My son had been banging on since morning that he wanted to go to the park because it is summer holiday for the kids.
So, he finally persuaded me to go to the park (when I say persuaded, I mean he dragged me kicking and screaming, LOL). I managed to grab my laptop to do some work while we were there. We drove down to the park, which is about a seven minute walk (that’s me being generous) and, once we got there, the park was full of kids. I found a seat on a bench and told my son to go play.
Now, usually, I’d run around with him and become the Big Kid Dad that I am. But, on this occasion, all I could think about was working on my business, getting emails sent out, writing a blog post or two, and enjoying the sun.
The local park was full of kids, parents, young basketball hopefuls on the court, and a couple of sunbathers. My son was running around in his Batman costume, by himself, looking like a lost puppy. Now, let me give you a little character background on my son. He is amazing, funny, cheeky, has enough common sense for two lifetimes, and is the most friendly child you’d ever meet.
What he doesn’t realise is that not all children are like him, so when he tries to get other children‘s attention and initiate the first contact, some kids choose to ignore that. The look on his face is heartbreaking, which is where Big Kid Dad gets involved.
As parents, we build our children‘s character as best we can by putting them into situations that they’re not used to or comfortable with, such as being at a park with other children he doesn’t know or having him ride a bike without training wheels for the first time. These situations, over time, teach them that confidence, strength, and innocence only serves you for so long.
So, back to the park. My son continued to run around by himself, trying to make friends here and there. I can always tell when he hasn’t been successful because he comes to look for Big Kid Dad to save the day. But the difference, now, is that big kid dad is trying to build a better life for both of us. Do I become Big Kid Dad or continue with my work and allow him to learn one of life’s harsh realities, life’s a bitch, lol?
But as the sun glistened on his disheartened face, Big Kid Dad put on his spandex, cape, and mask, laced up his boots, and came to the rescue.
The reason why most parents do things they may not want to do (and I say “most” because I’m hopeful for the innocent children who are bought into this world) is because unconditional love has no days off, no breaks, no holidays, or part–time hours. It is a FULL–TIME JOB.

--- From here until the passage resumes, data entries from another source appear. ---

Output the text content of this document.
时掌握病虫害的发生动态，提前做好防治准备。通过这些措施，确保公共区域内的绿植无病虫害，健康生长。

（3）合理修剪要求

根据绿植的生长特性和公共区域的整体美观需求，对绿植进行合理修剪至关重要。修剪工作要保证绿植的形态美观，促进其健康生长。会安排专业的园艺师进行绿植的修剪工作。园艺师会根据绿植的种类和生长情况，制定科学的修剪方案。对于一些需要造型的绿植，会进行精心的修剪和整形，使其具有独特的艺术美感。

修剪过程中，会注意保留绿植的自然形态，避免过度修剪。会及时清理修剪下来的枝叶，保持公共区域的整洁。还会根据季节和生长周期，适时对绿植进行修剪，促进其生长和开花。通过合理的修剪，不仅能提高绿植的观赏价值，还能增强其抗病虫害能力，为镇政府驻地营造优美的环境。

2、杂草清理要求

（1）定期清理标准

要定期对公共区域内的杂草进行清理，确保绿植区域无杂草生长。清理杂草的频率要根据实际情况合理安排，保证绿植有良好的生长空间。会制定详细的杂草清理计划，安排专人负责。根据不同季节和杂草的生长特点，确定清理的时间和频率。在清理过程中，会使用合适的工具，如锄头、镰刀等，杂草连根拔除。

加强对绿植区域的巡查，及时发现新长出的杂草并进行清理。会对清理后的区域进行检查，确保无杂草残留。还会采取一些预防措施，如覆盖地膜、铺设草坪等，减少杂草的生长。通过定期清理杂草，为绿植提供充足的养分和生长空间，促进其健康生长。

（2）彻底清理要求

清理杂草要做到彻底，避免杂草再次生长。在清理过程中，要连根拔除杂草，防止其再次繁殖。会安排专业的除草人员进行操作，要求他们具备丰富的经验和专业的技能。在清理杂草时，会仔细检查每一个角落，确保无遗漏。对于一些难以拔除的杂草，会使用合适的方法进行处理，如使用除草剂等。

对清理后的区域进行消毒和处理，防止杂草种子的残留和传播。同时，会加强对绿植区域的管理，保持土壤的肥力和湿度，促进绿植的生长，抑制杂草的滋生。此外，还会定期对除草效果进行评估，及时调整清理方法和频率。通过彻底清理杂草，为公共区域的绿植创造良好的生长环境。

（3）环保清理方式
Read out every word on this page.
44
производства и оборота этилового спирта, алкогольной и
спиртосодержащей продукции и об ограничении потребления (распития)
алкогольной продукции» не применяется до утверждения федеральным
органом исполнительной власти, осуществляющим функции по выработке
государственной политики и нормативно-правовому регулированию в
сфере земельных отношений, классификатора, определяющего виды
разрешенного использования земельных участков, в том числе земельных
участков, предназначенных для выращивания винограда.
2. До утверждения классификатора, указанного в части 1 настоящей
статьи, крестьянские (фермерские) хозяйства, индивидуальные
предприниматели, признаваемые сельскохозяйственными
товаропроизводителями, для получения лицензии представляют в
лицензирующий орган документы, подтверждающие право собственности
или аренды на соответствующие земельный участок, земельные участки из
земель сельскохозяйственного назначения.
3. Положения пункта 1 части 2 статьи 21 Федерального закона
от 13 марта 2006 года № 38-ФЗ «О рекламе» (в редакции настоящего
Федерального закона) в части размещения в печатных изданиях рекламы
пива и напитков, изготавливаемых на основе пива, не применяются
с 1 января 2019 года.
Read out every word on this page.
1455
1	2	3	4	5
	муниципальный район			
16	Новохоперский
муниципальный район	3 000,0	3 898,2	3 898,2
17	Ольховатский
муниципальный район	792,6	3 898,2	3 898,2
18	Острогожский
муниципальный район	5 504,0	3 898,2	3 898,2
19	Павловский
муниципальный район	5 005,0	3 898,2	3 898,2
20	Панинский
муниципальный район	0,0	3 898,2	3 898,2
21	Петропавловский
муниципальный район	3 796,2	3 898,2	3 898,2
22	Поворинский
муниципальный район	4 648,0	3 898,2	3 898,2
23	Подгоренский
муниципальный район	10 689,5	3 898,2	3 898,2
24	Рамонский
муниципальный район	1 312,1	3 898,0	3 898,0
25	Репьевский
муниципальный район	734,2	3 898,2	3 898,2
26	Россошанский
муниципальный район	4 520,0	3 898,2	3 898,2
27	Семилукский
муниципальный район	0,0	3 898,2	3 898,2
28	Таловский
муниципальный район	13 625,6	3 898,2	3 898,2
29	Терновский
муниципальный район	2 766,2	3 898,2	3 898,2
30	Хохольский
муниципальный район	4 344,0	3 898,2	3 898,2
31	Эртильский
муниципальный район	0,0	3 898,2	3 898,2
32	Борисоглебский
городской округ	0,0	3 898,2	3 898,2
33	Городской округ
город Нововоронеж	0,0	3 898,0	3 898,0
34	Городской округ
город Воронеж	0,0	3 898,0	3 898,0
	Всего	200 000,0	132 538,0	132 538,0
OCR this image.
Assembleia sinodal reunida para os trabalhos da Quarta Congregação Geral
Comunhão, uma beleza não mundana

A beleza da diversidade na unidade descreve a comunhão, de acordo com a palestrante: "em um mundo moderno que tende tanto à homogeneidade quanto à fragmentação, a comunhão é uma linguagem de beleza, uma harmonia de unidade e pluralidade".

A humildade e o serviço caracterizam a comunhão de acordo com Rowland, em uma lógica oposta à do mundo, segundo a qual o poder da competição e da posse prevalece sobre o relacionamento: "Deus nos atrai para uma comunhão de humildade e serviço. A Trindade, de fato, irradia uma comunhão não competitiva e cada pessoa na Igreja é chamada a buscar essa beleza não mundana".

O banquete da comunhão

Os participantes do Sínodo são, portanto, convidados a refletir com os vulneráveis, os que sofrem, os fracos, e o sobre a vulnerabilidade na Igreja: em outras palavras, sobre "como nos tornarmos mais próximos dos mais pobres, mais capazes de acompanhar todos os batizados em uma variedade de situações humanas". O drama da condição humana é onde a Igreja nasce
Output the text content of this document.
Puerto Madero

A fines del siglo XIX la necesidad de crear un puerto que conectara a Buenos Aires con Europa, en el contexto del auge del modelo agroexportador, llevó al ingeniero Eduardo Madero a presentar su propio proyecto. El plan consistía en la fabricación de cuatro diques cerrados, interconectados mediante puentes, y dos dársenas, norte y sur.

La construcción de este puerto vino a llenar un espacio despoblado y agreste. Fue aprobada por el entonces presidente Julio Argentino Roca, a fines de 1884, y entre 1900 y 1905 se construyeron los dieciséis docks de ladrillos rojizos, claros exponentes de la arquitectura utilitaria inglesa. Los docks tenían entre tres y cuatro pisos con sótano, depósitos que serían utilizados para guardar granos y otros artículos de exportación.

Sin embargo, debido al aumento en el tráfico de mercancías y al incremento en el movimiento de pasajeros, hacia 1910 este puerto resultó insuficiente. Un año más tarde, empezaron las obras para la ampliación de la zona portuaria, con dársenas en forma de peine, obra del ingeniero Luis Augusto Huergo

Now, as we played Batman and Flash (I’m always Flash), other children slowly began to get involved with our game and Big Kid Dad got told that he was not wanted anymore. I returned to my bench, took off my Big Kid Dad costume, and returned to work, which, incidentally, did not actually get done.
As the sun started to descend behind the trees in the distance and a cold chill blew through, I yelled, “Saddle up time!” to my boy and we rode off into the sunset.